The terms "first," "second," "third," "fourth," and the like in the description of the application and in the above figures, if any, are used for distinguishing between similar objects and not necessarily for describing a particular sequential or chronological order. It is to be understood that the data so used may be interchanged where appropriate such that the embodiments of the application described herein may be implemented in sequences other than those illustrated or otherwise described herein. Furthermore, the terms "comprises," "comprising," and "having," and any variations thereof, are intended to cover a non-exclusive inclusion, such that a process, method, system, article, or apparatus that comprises a list of steps or elements is not necessarily limited to those steps or elements expressly listed but may include other steps or elements not expressly listed or inherent to such process, method, article, or apparatus.
It should be understood that in the present application, "at least one (item)" means one or more, and "a plurality" means two or more. "and/or" for describing the association relationship of the association object, the representation may have three relationships, for example, "a and/or B" may represent: only a, only B and both a and B are present, wherein a, B may be singular or plural.
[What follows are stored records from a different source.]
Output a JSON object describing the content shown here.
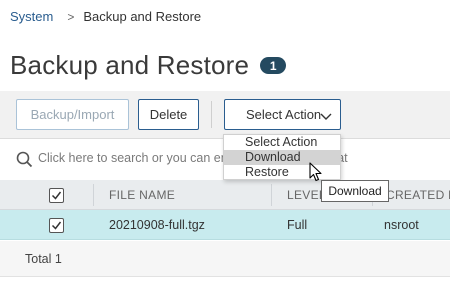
{
  "breadcrumb": {
    "parent": "System",
    "separator": ">",
    "current": "Backup and Restore"
  },
  "page": {
    "title": "Backup and Restore",
    "count": "1"
  },
  "toolbar": {
    "backup_label": "Backup/Import",
    "delete_label": "Delete",
    "action_label": "Select Action"
  },
  "search": {
    "placeholder": "Click here to search or you can enter Key : Value format"
  },
  "table": {
    "columns": [
      "FILE NAME",
      "LEVEL",
      "CREATED BY"
    ],
    "rows": [
      {
        "file_name": "20210908-full.tgz",
        "level": "Full",
        "created_by": "nsroot",
        "selected": true
      }
    ],
    "footer": "Total 1"
  },
  "action_menu": {
    "items": [
      "Select Action",
      "Download",
      "Restore"
    ],
    "hovered": "Download"
  },
  "tooltip": "Download",
  "colors": {
    "accent": "#2a5d8f",
    "badge": "#244a60",
    "selected_row": "#c8ebee"
  }
}
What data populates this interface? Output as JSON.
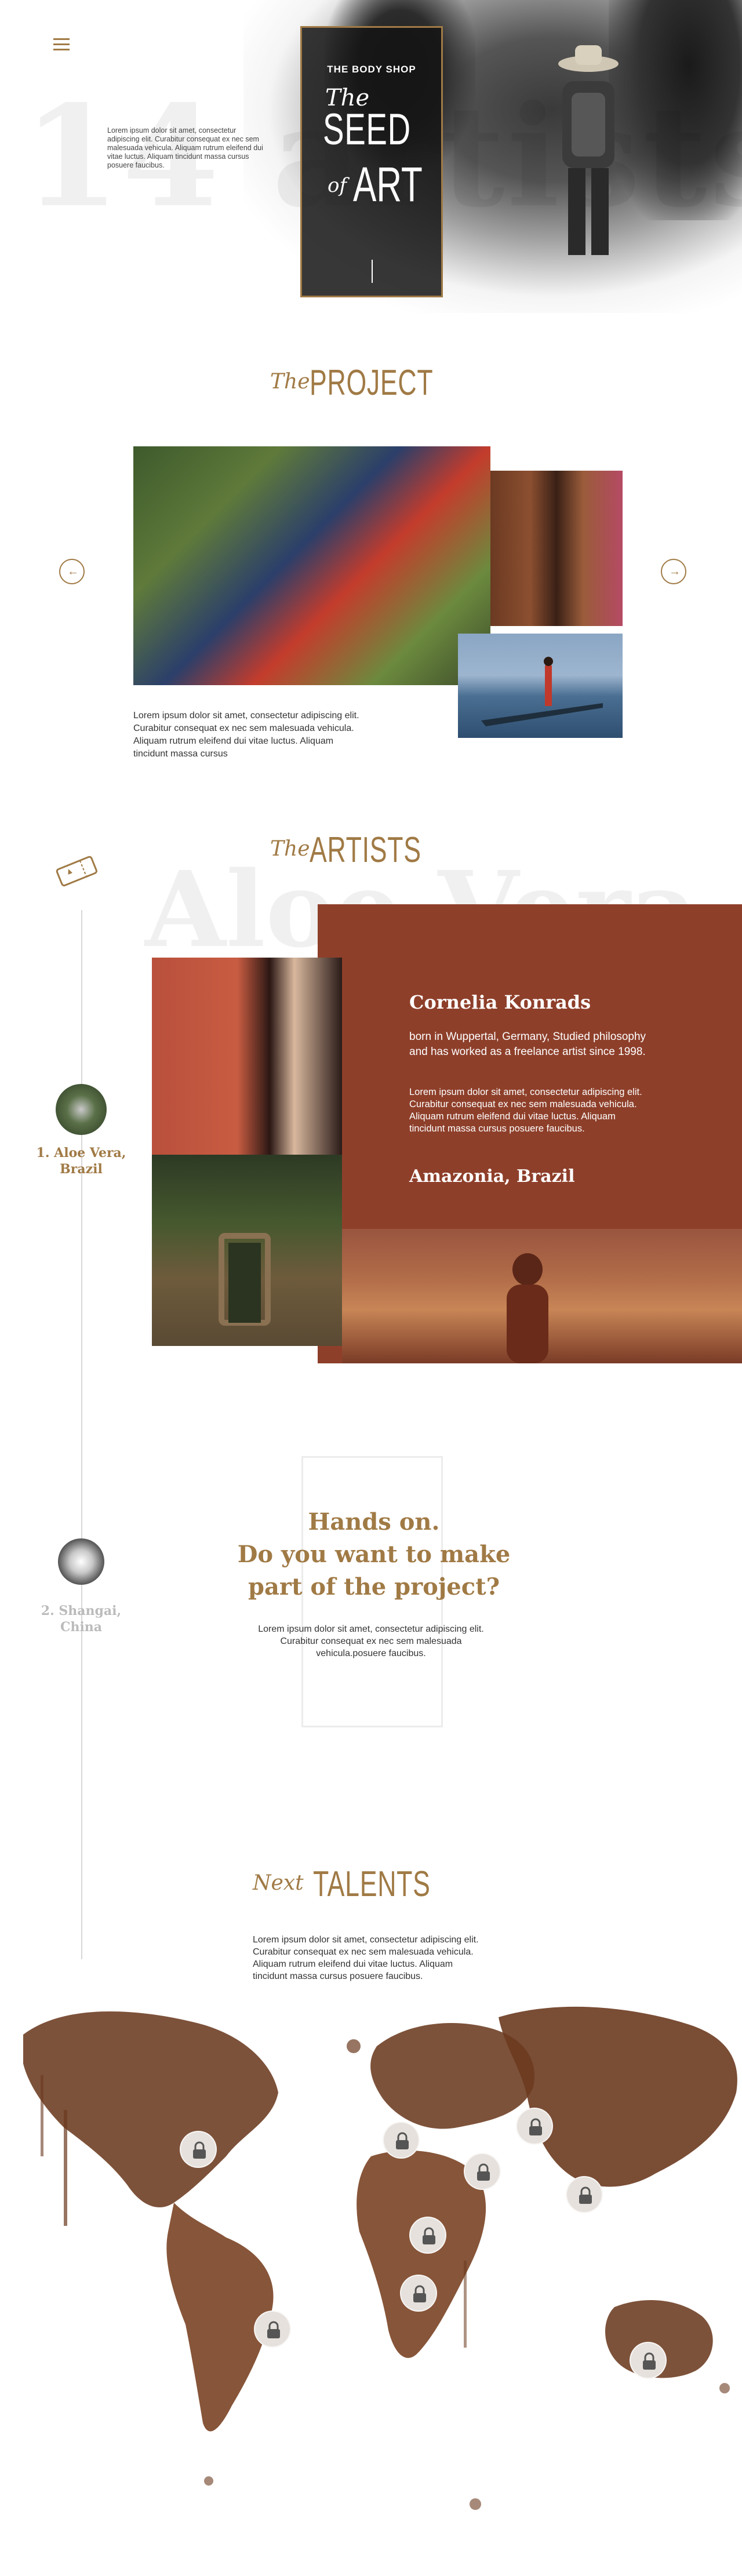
{
  "hero": {
    "ghost_text": "14 artists",
    "intro_text": "Lorem ipsum dolor sit amet, consectetur adipiscing elit. Curabitur consequat ex nec sem malesuada vehicula. Aliquam rutrum eleifend dui vitae luctus. Aliquam tincidunt massa cursus posuere faucibus.",
    "logo": {
      "brand": "THE BODY SHOP",
      "the": "The",
      "seed": "SEED",
      "of": "of",
      "art": "ART"
    },
    "menu_icon": "hamburger-icon"
  },
  "project": {
    "heading_pre": "The",
    "heading_main": "PROJECT",
    "text": "Lorem ipsum dolor sit amet, consectetur adipiscing elit. Curabitur consequat ex nec sem malesuada vehicula. Aliquam rutrum eleifend dui vitae luctus. Aliquam tincidunt massa cursus",
    "prev_icon": "arrow-left-icon",
    "next_icon": "arrow-right-icon"
  },
  "artists": {
    "heading_pre": "The",
    "heading_main": "ARTISTS",
    "ghost_text": "Aloe Vera",
    "timeline": [
      {
        "label_line1": "1. Aloe Vera,",
        "label_line2": "Brazil"
      },
      {
        "label_line1": "2. Shangai,",
        "label_line2": "China"
      }
    ],
    "featured": {
      "name": "Cornelia Konrads",
      "bio": "born in Wuppertal, Germany, Studied philosophy and has worked as a freelance artist since 1998.",
      "text": "Lorem ipsum dolor sit amet, consectetur adipiscing elit. Curabitur consequat ex nec sem malesuada vehicula. Aliquam rutrum eleifend dui vitae luctus. Aliquam tincidunt massa cursus posuere faucibus.",
      "location": "Amazonia, Brazil"
    }
  },
  "cta": {
    "title_line1": "Hands on.",
    "title_line2": "Do you want to make",
    "title_line3": "part of the project?",
    "text": "Lorem ipsum dolor sit amet, consectetur adipiscing elit. Curabitur consequat ex nec sem malesuada vehicula.posuere faucibus."
  },
  "talents": {
    "heading_pre": "Next",
    "heading_main": "TALENTS",
    "text": "Lorem ipsum dolor sit amet, consectetur adipiscing elit. Curabitur consequat ex nec sem malesuada vehicula. Aliquam rutrum eleifend dui vitae luctus. Aliquam tincidunt massa cursus posuere faucibus.",
    "pin_icon": "lock-icon",
    "locked_regions": 9
  },
  "colors": {
    "accent": "#a07a45",
    "artist_panel": "#8e3f2a",
    "map_paint": "#6b3a1f"
  }
}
The character "/" generally indicates that the context-dependent object is an "or" relationship. "at least one of" or the like means any combination of these items, including any combination of single item(s) or plural items(s). For example, at least one (one) of a, b or c may represent: a, b, c, "a and b", "a and c", "b and c", or "a and b and c", wherein a, b, c may be single or plural.
In the several embodiments provided by the present application, it should be understood that the disclosed apparatus and method may be implemented in other manners. For example, the apparatus embodiments described above are merely illustrative, e.g., the division of elements is merely a logical functional division, and there may be additional divisions of actual implementation, e.g., multiple elements or components may be combined or integrated into another system, or some features may be omitted, or not performed. Alternatively, the coupling or direct coupling or communication connection shown or discussed with each other may be an indirect coupling or communication connection via some interfaces, devices or units, which may be in electrical, mechanical or other form.
The units described as separate units may or may not be physically separate, and units shown as units may or may not be physical units, may be located in one place, or may be distributed over a plurality of network units. Some or all of the units may be selected according to actual needs to achieve the purpose of the solution of this embodiment.
In addition, each functional unit in the embodiments of the present application may be integrated in one processing unit, or each unit may exist alone physically, or two or more units may be integrated in one unit. The integrated units may be implemented in hardware or in software functional units.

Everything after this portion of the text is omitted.